Постепенно нам стали передавать необходимые для побега предметы. Вначале мы получили около 150 рулей денег и часы. Деньги были запечены в куске мяса. Через пару дней получили два браунинга с четырьмя полными обоймами к ним. Браунинги были запечены в хлебах, имевших форму куличей со срезанными шапками. Каким образом администрация, принимавшая передачи, пропустила их, — трудно понять. Достаточно было взять в руки один из двух хлебов, с виду таких мягких и пышных, чтобы сразу почувствовать нечто неладное — до такой степени хлебы были тяжелы. Но через ворота александровской тюрьмы тогда все проходило. Мы усиленно пользовались «свободой» этих ворот. По общему уговору, все предназначенное для побега, в том числе и деньги, передавались Слепцову. Слепцов ловко заделал револьверы в глубокие отверстия пола, который были кирпичный. Деньги хранил на себе. Кое-какие вещи он поручил на хранение коридорным. Каждый вечер он подолгу беседовал с дежурным надзирателем. Нам он советовал не заговаривать с этим надзирателем, дабы не бросить на него подозрение. Иное дело он — человек здесь известный. Сообща мы разрабатывали план побега, распределяли роли. Было условлено и сообщено на волю нашим товарищам, что в ночь побега в одной из камер верхнего этажа, видимого с воли, на окно будет поставлена лампа, что означало бы — сегодня мы бежим, будьте готовы нас встретить и оказать помощь.
Наконец, последний этап. Мы получили большую корзину провизии, где среди массы булок лежало несколько колец свежей колбасы. Пока мы с Бабешко поспешно разыскивали неизменную записку от Николая или Тараса, каши сокамерники овладели принесенными продуктами и с жадностью набросились на них. Вдруг лицо одного из них, — обратника Никитина — перекосилось отчаянной гримасой, и он стал свирепо отплевываться. В руках он держал кусок колбасы, который отломил от цельного конца и который начал, было, есть, ко зубы его натолкнулись не на мясо, а на что-то никогда им невиданное. Мы исследовали «колбасы». Оказывается, несколько кусков их были начинены динамитом. В корзинке они лежали среди других, настоящих колбас, ничем от них не отличаясь. Вот кусок такой динамитной колбасы и сунул себе в рот Никитин. К счастью, он только слегка пожевал ее, не успев ничего проглотить. Но действие этого жевания оказалось ужасным. Через десять минут Никитин испытывал страшные боли и треск в голове, его рвало и затем он в течение дня, как мертвый, пластом лежал на нарах.
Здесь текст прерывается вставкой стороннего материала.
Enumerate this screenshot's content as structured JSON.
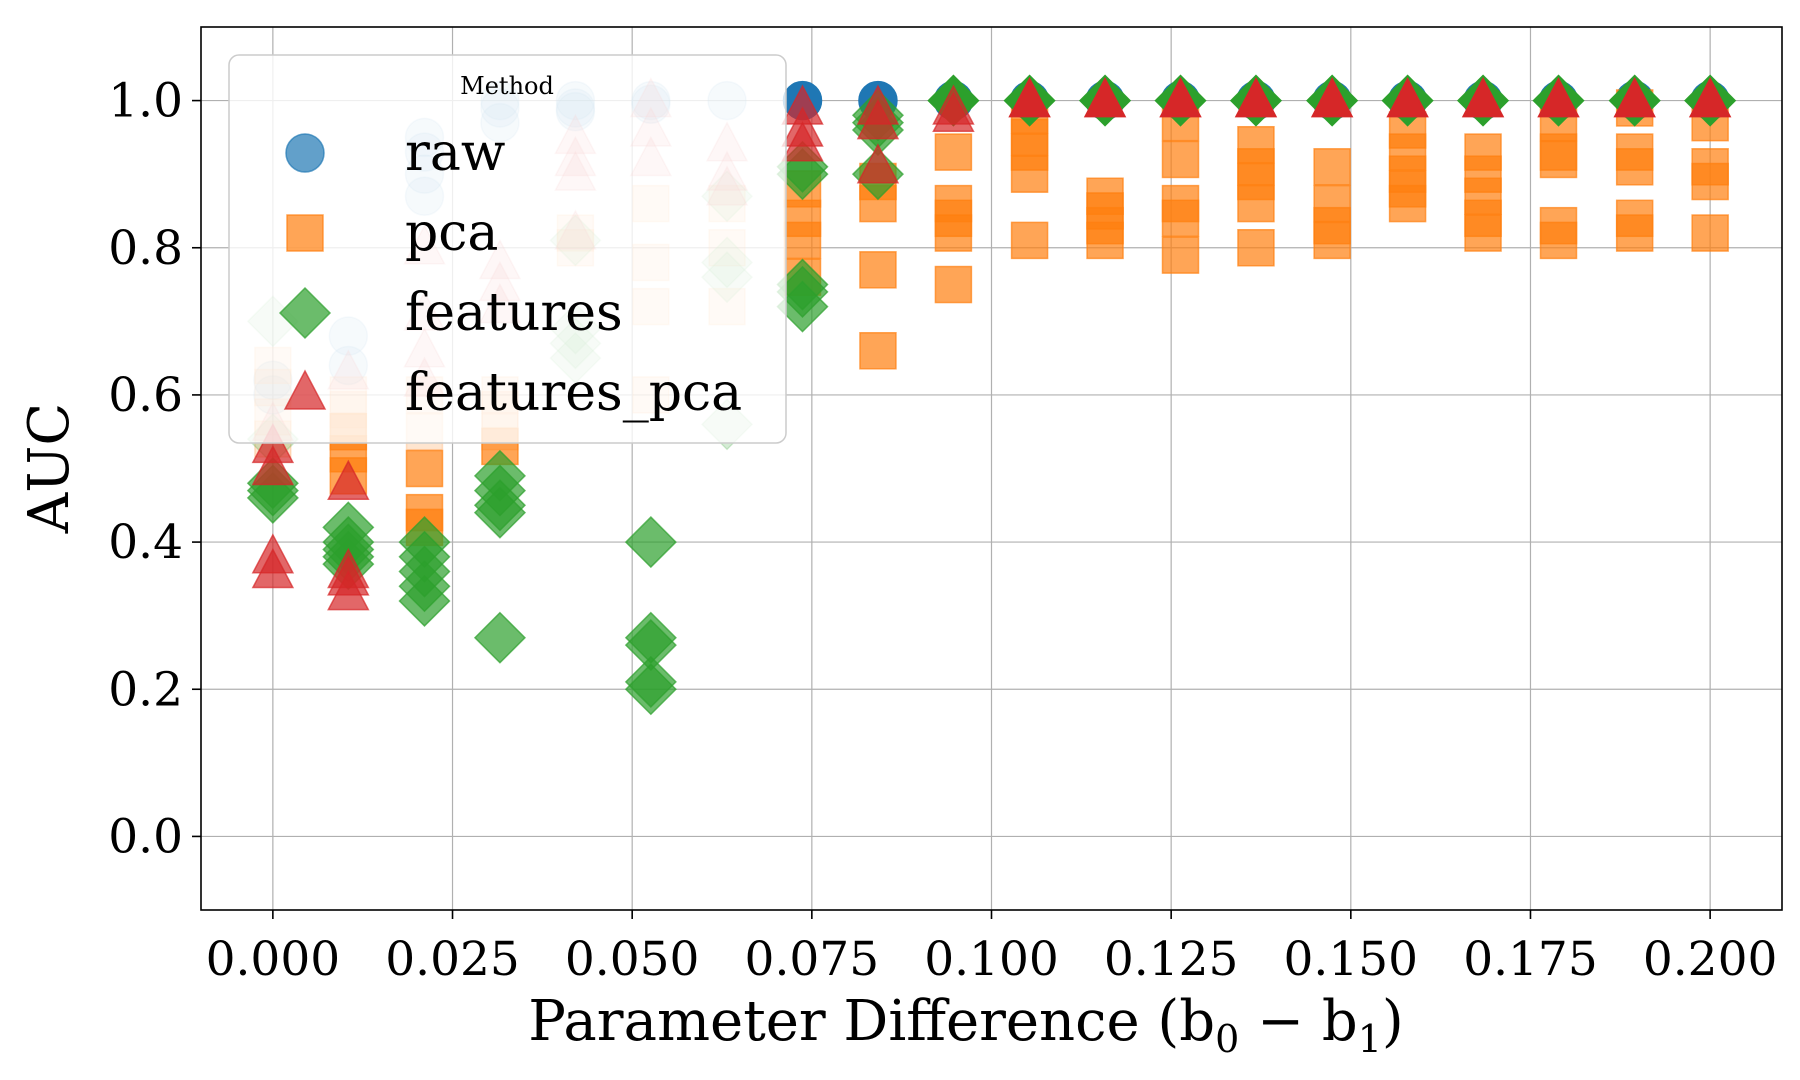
{
  "chart_data": {
    "type": "scatter",
    "xlabel": "Parameter Difference (b",
    "xlabel_sub0": "0",
    "xlabel_minus": " − b",
    "xlabel_sub1": "1",
    "xlabel_close": ")",
    "ylabel": "AUC",
    "xlim": [
      -0.01,
      0.21
    ],
    "ylim": [
      -0.1,
      1.1
    ],
    "xticks": [
      0.0,
      0.025,
      0.05,
      0.075,
      0.1,
      0.125,
      0.15,
      0.175,
      0.2
    ],
    "xtick_labels": [
      "0.000",
      "0.025",
      "0.050",
      "0.075",
      "0.100",
      "0.125",
      "0.150",
      "0.175",
      "0.200"
    ],
    "yticks": [
      0.0,
      0.2,
      0.4,
      0.6,
      0.8,
      1.0
    ],
    "ytick_labels": [
      "0.0",
      "0.2",
      "0.4",
      "0.6",
      "0.8",
      "1.0"
    ],
    "grid": true,
    "legend": {
      "title": "Method",
      "placement": "upper-left",
      "entries": [
        "raw",
        "pca",
        "features",
        "features_pca"
      ]
    },
    "series": [
      {
        "name": "raw",
        "marker": "circle",
        "color": "#1f77b4",
        "points": [
          [
            0.0,
            0.62,
            0.2
          ],
          [
            0.0,
            0.6,
            0.2
          ],
          [
            0.0105,
            0.68,
            0.2
          ],
          [
            0.0105,
            0.64,
            0.2
          ],
          [
            0.0211,
            0.93,
            0.2
          ],
          [
            0.0211,
            0.9,
            0.2
          ],
          [
            0.0211,
            0.87,
            0.2
          ],
          [
            0.0211,
            0.95,
            0.2
          ],
          [
            0.0316,
            0.99,
            0.2
          ],
          [
            0.0316,
            0.97,
            0.2
          ],
          [
            0.0316,
            1.0,
            0.2
          ],
          [
            0.0421,
            1.0,
            0.2
          ],
          [
            0.0421,
            0.99,
            0.2
          ],
          [
            0.0421,
            0.985,
            0.2
          ],
          [
            0.0526,
            1.0,
            0.2
          ],
          [
            0.0526,
            0.995,
            0.2
          ],
          [
            0.0632,
            1.0,
            0.2
          ],
          [
            0.0737,
            1.0,
            1.0
          ],
          [
            0.0842,
            1.0,
            1.0
          ],
          [
            0.0947,
            1.0,
            1.0
          ],
          [
            0.1053,
            1.0,
            1.0
          ],
          [
            0.1158,
            1.0,
            1.0
          ],
          [
            0.1263,
            1.0,
            1.0
          ],
          [
            0.1368,
            1.0,
            1.0
          ],
          [
            0.1474,
            1.0,
            1.0
          ],
          [
            0.1579,
            1.0,
            1.0
          ],
          [
            0.1684,
            1.0,
            1.0
          ],
          [
            0.1789,
            1.0,
            1.0
          ],
          [
            0.1895,
            1.0,
            1.0
          ],
          [
            0.2,
            1.0,
            1.0
          ]
        ]
      },
      {
        "name": "pca",
        "marker": "square",
        "color": "#ff7f0e",
        "points": [
          [
            0.0,
            0.64,
            0.2
          ],
          [
            0.0,
            0.61,
            0.2
          ],
          [
            0.0,
            0.57,
            0.2
          ],
          [
            0.0,
            0.54,
            0.2
          ],
          [
            0.0105,
            0.55,
            0.7
          ],
          [
            0.0105,
            0.52,
            0.7
          ],
          [
            0.0105,
            0.49,
            0.7
          ],
          [
            0.0105,
            0.58,
            0.2
          ],
          [
            0.0105,
            0.6,
            0.2
          ],
          [
            0.0211,
            0.5,
            0.7
          ],
          [
            0.0211,
            0.44,
            0.7
          ],
          [
            0.0211,
            0.42,
            0.7
          ],
          [
            0.0211,
            0.55,
            0.2
          ],
          [
            0.0211,
            0.6,
            0.2
          ],
          [
            0.0316,
            0.53,
            0.7
          ],
          [
            0.0316,
            0.58,
            0.2
          ],
          [
            0.0316,
            0.6,
            0.2
          ],
          [
            0.0316,
            0.55,
            0.2
          ],
          [
            0.0421,
            0.82,
            0.2
          ],
          [
            0.0421,
            0.8,
            0.2
          ],
          [
            0.0526,
            0.86,
            0.2
          ],
          [
            0.0526,
            0.78,
            0.2
          ],
          [
            0.0526,
            0.72,
            0.2
          ],
          [
            0.0526,
            0.6,
            0.2
          ],
          [
            0.0632,
            0.86,
            0.2
          ],
          [
            0.0632,
            0.8,
            0.2
          ],
          [
            0.0632,
            0.72,
            0.2
          ],
          [
            0.0737,
            0.88,
            0.7
          ],
          [
            0.0737,
            0.84,
            0.7
          ],
          [
            0.0737,
            0.81,
            0.7
          ],
          [
            0.0737,
            0.76,
            0.7
          ],
          [
            0.0842,
            0.89,
            0.7
          ],
          [
            0.0842,
            0.86,
            0.7
          ],
          [
            0.0842,
            0.77,
            0.7
          ],
          [
            0.0842,
            0.66,
            0.7
          ],
          [
            0.0947,
            0.93,
            0.7
          ],
          [
            0.0947,
            0.86,
            0.7
          ],
          [
            0.0947,
            0.84,
            0.7
          ],
          [
            0.0947,
            0.82,
            0.7
          ],
          [
            0.0947,
            0.75,
            0.7
          ],
          [
            0.1053,
            0.98,
            0.7
          ],
          [
            0.1053,
            0.95,
            0.7
          ],
          [
            0.1053,
            0.93,
            0.7
          ],
          [
            0.1053,
            0.9,
            0.7
          ],
          [
            0.1053,
            0.81,
            0.7
          ],
          [
            0.1158,
            0.87,
            0.7
          ],
          [
            0.1158,
            0.85,
            0.7
          ],
          [
            0.1158,
            0.83,
            0.7
          ],
          [
            0.1158,
            0.81,
            0.7
          ],
          [
            0.1263,
            0.97,
            0.7
          ],
          [
            0.1263,
            0.92,
            0.7
          ],
          [
            0.1263,
            0.86,
            0.7
          ],
          [
            0.1263,
            0.84,
            0.7
          ],
          [
            0.1263,
            0.79,
            0.7
          ],
          [
            0.1368,
            0.94,
            0.7
          ],
          [
            0.1368,
            0.91,
            0.7
          ],
          [
            0.1368,
            0.89,
            0.7
          ],
          [
            0.1368,
            0.86,
            0.7
          ],
          [
            0.1368,
            0.8,
            0.7
          ],
          [
            0.1474,
            0.91,
            0.7
          ],
          [
            0.1474,
            0.86,
            0.7
          ],
          [
            0.1474,
            0.83,
            0.7
          ],
          [
            0.1474,
            0.81,
            0.7
          ],
          [
            0.1579,
            0.96,
            0.7
          ],
          [
            0.1579,
            0.93,
            0.7
          ],
          [
            0.1579,
            0.9,
            0.7
          ],
          [
            0.1579,
            0.88,
            0.7
          ],
          [
            0.1579,
            0.86,
            0.7
          ],
          [
            0.1684,
            0.93,
            0.7
          ],
          [
            0.1684,
            0.9,
            0.7
          ],
          [
            0.1684,
            0.87,
            0.7
          ],
          [
            0.1684,
            0.84,
            0.7
          ],
          [
            0.1684,
            0.82,
            0.7
          ],
          [
            0.1789,
            0.97,
            0.7
          ],
          [
            0.1789,
            0.93,
            0.7
          ],
          [
            0.1789,
            0.92,
            0.7
          ],
          [
            0.1789,
            0.83,
            0.7
          ],
          [
            0.1789,
            0.81,
            0.7
          ],
          [
            0.1895,
            0.99,
            0.7
          ],
          [
            0.1895,
            0.93,
            0.7
          ],
          [
            0.1895,
            0.91,
            0.7
          ],
          [
            0.1895,
            0.84,
            0.7
          ],
          [
            0.1895,
            0.82,
            0.7
          ],
          [
            0.2,
            0.97,
            0.7
          ],
          [
            0.2,
            0.91,
            0.7
          ],
          [
            0.2,
            0.89,
            0.7
          ],
          [
            0.2,
            0.82,
            0.7
          ]
        ]
      },
      {
        "name": "features",
        "marker": "diamond",
        "color": "#2ca02c",
        "points": [
          [
            0.0,
            0.7,
            0.2
          ],
          [
            0.0,
            0.54,
            0.2
          ],
          [
            0.0,
            0.48,
            0.7
          ],
          [
            0.0,
            0.47,
            0.7
          ],
          [
            0.0,
            0.46,
            0.7
          ],
          [
            0.0105,
            0.42,
            0.7
          ],
          [
            0.0105,
            0.4,
            0.7
          ],
          [
            0.0105,
            0.39,
            0.7
          ],
          [
            0.0105,
            0.38,
            0.7
          ],
          [
            0.0105,
            0.37,
            0.7
          ],
          [
            0.0211,
            0.4,
            0.7
          ],
          [
            0.0211,
            0.38,
            0.7
          ],
          [
            0.0211,
            0.36,
            0.7
          ],
          [
            0.0211,
            0.34,
            0.7
          ],
          [
            0.0211,
            0.32,
            0.7
          ],
          [
            0.0316,
            0.49,
            0.7
          ],
          [
            0.0316,
            0.47,
            0.7
          ],
          [
            0.0316,
            0.45,
            0.7
          ],
          [
            0.0316,
            0.44,
            0.7
          ],
          [
            0.0316,
            0.27,
            0.7
          ],
          [
            0.0421,
            0.81,
            0.2
          ],
          [
            0.0421,
            0.69,
            0.2
          ],
          [
            0.0421,
            0.67,
            0.2
          ],
          [
            0.0421,
            0.65,
            0.2
          ],
          [
            0.0526,
            0.4,
            0.7
          ],
          [
            0.0526,
            0.27,
            0.7
          ],
          [
            0.0526,
            0.26,
            0.7
          ],
          [
            0.0526,
            0.21,
            0.7
          ],
          [
            0.0526,
            0.2,
            0.7
          ],
          [
            0.0632,
            0.87,
            0.2
          ],
          [
            0.0632,
            0.78,
            0.2
          ],
          [
            0.0632,
            0.76,
            0.2
          ],
          [
            0.0632,
            0.56,
            0.2
          ],
          [
            0.0737,
            0.91,
            0.7
          ],
          [
            0.0737,
            0.9,
            0.7
          ],
          [
            0.0737,
            0.75,
            0.7
          ],
          [
            0.0737,
            0.74,
            0.7
          ],
          [
            0.0737,
            0.72,
            0.7
          ],
          [
            0.0842,
            0.98,
            0.7
          ],
          [
            0.0842,
            0.97,
            0.7
          ],
          [
            0.0842,
            0.96,
            0.7
          ],
          [
            0.0842,
            0.9,
            0.7
          ],
          [
            0.0947,
            1.0,
            1.0
          ],
          [
            0.1053,
            1.0,
            1.0
          ],
          [
            0.1158,
            1.0,
            1.0
          ],
          [
            0.1263,
            1.0,
            1.0
          ],
          [
            0.1368,
            1.0,
            1.0
          ],
          [
            0.1474,
            1.0,
            1.0
          ],
          [
            0.1579,
            1.0,
            1.0
          ],
          [
            0.1684,
            1.0,
            1.0
          ],
          [
            0.1789,
            1.0,
            1.0
          ],
          [
            0.1895,
            1.0,
            1.0
          ],
          [
            0.2,
            1.0,
            1.0
          ]
        ]
      },
      {
        "name": "features_pca",
        "marker": "triangle",
        "color": "#d62728",
        "points": [
          [
            0.0,
            0.56,
            0.2
          ],
          [
            0.0,
            0.53,
            0.7
          ],
          [
            0.0,
            0.5,
            0.7
          ],
          [
            0.0,
            0.38,
            0.7
          ],
          [
            0.0,
            0.36,
            0.7
          ],
          [
            0.0105,
            0.63,
            0.2
          ],
          [
            0.0105,
            0.48,
            0.7
          ],
          [
            0.0105,
            0.36,
            0.7
          ],
          [
            0.0105,
            0.35,
            0.7
          ],
          [
            0.0105,
            0.33,
            0.7
          ],
          [
            0.0211,
            0.8,
            0.2
          ],
          [
            0.0211,
            0.71,
            0.2
          ],
          [
            0.0211,
            0.66,
            0.2
          ],
          [
            0.0211,
            0.62,
            0.2
          ],
          [
            0.0316,
            0.78,
            0.2
          ],
          [
            0.0316,
            0.75,
            0.2
          ],
          [
            0.0316,
            0.72,
            0.2
          ],
          [
            0.0421,
            0.95,
            0.2
          ],
          [
            0.0421,
            0.92,
            0.2
          ],
          [
            0.0421,
            0.9,
            0.2
          ],
          [
            0.0421,
            0.82,
            0.2
          ],
          [
            0.0526,
            1.0,
            0.2
          ],
          [
            0.0526,
            0.96,
            0.2
          ],
          [
            0.0526,
            0.92,
            0.2
          ],
          [
            0.0632,
            0.94,
            0.2
          ],
          [
            0.0632,
            0.9,
            0.2
          ],
          [
            0.0632,
            0.88,
            0.2
          ],
          [
            0.0737,
            0.99,
            0.7
          ],
          [
            0.0737,
            0.96,
            0.7
          ],
          [
            0.0737,
            0.94,
            0.7
          ],
          [
            0.0842,
            0.99,
            0.7
          ],
          [
            0.0842,
            0.97,
            0.7
          ],
          [
            0.0842,
            0.91,
            0.7
          ],
          [
            0.0947,
            0.99,
            0.7
          ],
          [
            0.0947,
            0.98,
            0.7
          ],
          [
            0.1053,
            1.0,
            1.0
          ],
          [
            0.1158,
            1.0,
            1.0
          ],
          [
            0.1263,
            1.0,
            1.0
          ],
          [
            0.1368,
            1.0,
            1.0
          ],
          [
            0.1474,
            1.0,
            1.0
          ],
          [
            0.1579,
            1.0,
            1.0
          ],
          [
            0.1684,
            1.0,
            1.0
          ],
          [
            0.1789,
            1.0,
            1.0
          ],
          [
            0.1895,
            1.0,
            1.0
          ],
          [
            0.2,
            1.0,
            1.0
          ]
        ]
      }
    ]
  }
}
Мы отделили динамитные колбасы от настоящих, и Бабешко занялся исследованием динамита. Он оказался каким-то особенным, не в обычных палочках, каким мы его знали у нас в России, а в состоянии массы, напоминающей серую зернистую икру. Бабешко это сильно озадачило: никогда он не видал такого динамита, хотя дело с ним ему приходилось иметь несколько раз и в разных местах России. Он взял кусочек динамита и попробовал его зажечь спичкой — не горит! Это очень плохой признак. Бабешко уверял, что всякий динамит непременно должен гореть. Раз динамит не горит, — значит он никуда не годен. Сильно это нас смутило и расстроило. Динамит был, очевидно, испорчен, недаром он имеет какой-то странный вид. Он скорее может нас подвести, чем сослужить службу.